I the wires on the MCP23017 I have are very long (15cm - I've ordered an MCP23017 HAT), but by changing the on-board pull-ups to pull-downs (there are still external 1.8K pull-ups) it will run at up to 900MHz. Using one of the other I2C interfaces instead (I picked I2C3 on 6 & 7) it runs at 1MHz, so I think what we're seeing is a failure of the device to ACK in time. Reducing the SCL-high time may improve the timing - watch this space.
Since operating the MCP23017 at greater than 400kHz requires a supply voltage of greater than 4.5V, I've gone back to the following configuration for testing: Pi <--> TCA9406 Voltage Translator <--> MCP23017. Interestingly, this produce the following results for me:
Pi5 <--> TCA9406 <--> ADS1115 @ 1MHz: Works great
Pi5 <--> TCA9406 <--> PCA9675 @ 1MHz: Works great
Pi4 <--> TCA9406 <--> MCP23017 @ 1MHz : Works great
Pi4 <--> TCA9406 <--> MCP23017 @ 400kHz : Works great
Pi4 <--> TCA9406 <--> MCP23017 @ 100kHz : Works great
Pi5 <--> TCA9406<--> MCP23017 @ 1MHz : Works for a short time, then "controller timed out" in dmesg and SDA is stuck low.
Pi5 <--> TCA9406<--> MCP23017 @ 400kHz : Works for a short time, then "controller timed out" in dmesg and SDA is stuck low.
Pi5 <--> TCA9406<--> MCP23017 @ 100kHz : Works for a short time, then "controller timed out" in dmesg and SDA is stuck low.
Since the Pi5 works fine with the ADS1115 and the PCA9675, it seems the MCP23017 is to blame.
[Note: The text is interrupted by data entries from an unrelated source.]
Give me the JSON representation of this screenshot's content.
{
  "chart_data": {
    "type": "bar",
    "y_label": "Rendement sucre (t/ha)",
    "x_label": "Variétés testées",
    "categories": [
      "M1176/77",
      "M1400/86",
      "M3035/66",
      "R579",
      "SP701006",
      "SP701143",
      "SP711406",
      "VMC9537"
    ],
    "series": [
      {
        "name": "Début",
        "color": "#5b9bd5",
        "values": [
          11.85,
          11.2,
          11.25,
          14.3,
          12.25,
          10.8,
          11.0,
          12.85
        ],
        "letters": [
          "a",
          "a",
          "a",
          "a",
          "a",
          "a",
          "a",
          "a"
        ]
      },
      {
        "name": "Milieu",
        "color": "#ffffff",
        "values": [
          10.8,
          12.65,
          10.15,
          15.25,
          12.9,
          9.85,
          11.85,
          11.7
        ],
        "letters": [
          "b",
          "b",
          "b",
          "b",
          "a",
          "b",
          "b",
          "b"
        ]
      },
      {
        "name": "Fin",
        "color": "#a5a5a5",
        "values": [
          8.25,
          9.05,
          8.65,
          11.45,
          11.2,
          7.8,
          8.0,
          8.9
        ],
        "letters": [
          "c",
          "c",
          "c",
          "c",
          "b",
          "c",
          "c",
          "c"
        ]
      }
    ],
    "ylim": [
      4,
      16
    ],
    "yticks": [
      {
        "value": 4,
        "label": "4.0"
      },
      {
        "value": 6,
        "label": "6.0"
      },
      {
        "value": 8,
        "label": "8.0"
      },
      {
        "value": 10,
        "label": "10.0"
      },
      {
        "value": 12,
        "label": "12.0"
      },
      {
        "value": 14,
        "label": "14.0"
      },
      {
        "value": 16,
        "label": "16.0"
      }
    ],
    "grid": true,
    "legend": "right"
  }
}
However, since the MCP23017 works fine on the Pi4, it seems the Pi5 is to blame. This is the dilemma I'm facing.
Tomorrow, I'll try slowing down the rise time of SCL by reducing playing with the pullup resistors and see if can demonstrate improvement.
I've got it working at 1MHz with no pull-up changes - see #6050.
The change is to shrink tHIGH to the minimum, giving the maximum time for the device to respond.
#6050 appears to have resolved this issue. I ran sudo rpi-update pulls/6050, configured for 1MHz, and ran the code in the this issue's original post for more than an hour, and it didn't have a single failure. I also ran similar tests for the ADS1115 and PCA9675 at 1MHZ, and they also worked great.
All tests utilized the TCA9406 between the Pi5 and the i2c device.
I tried running the tests on multiple channels simultaneously (i2c-1 - ADS1115, i2c-2 - PCA9675, and i2c-3 - MCP23017) and that caused failures. I don't remember that being the case on the CM4, but I think that is a separate issue, so I will collect more data on it, and if I can rule out my hardware, I will open a new issue separately.
#6050 appears to resolve the issue in this thread, so I'll close it. Thank you for your help and perseverance.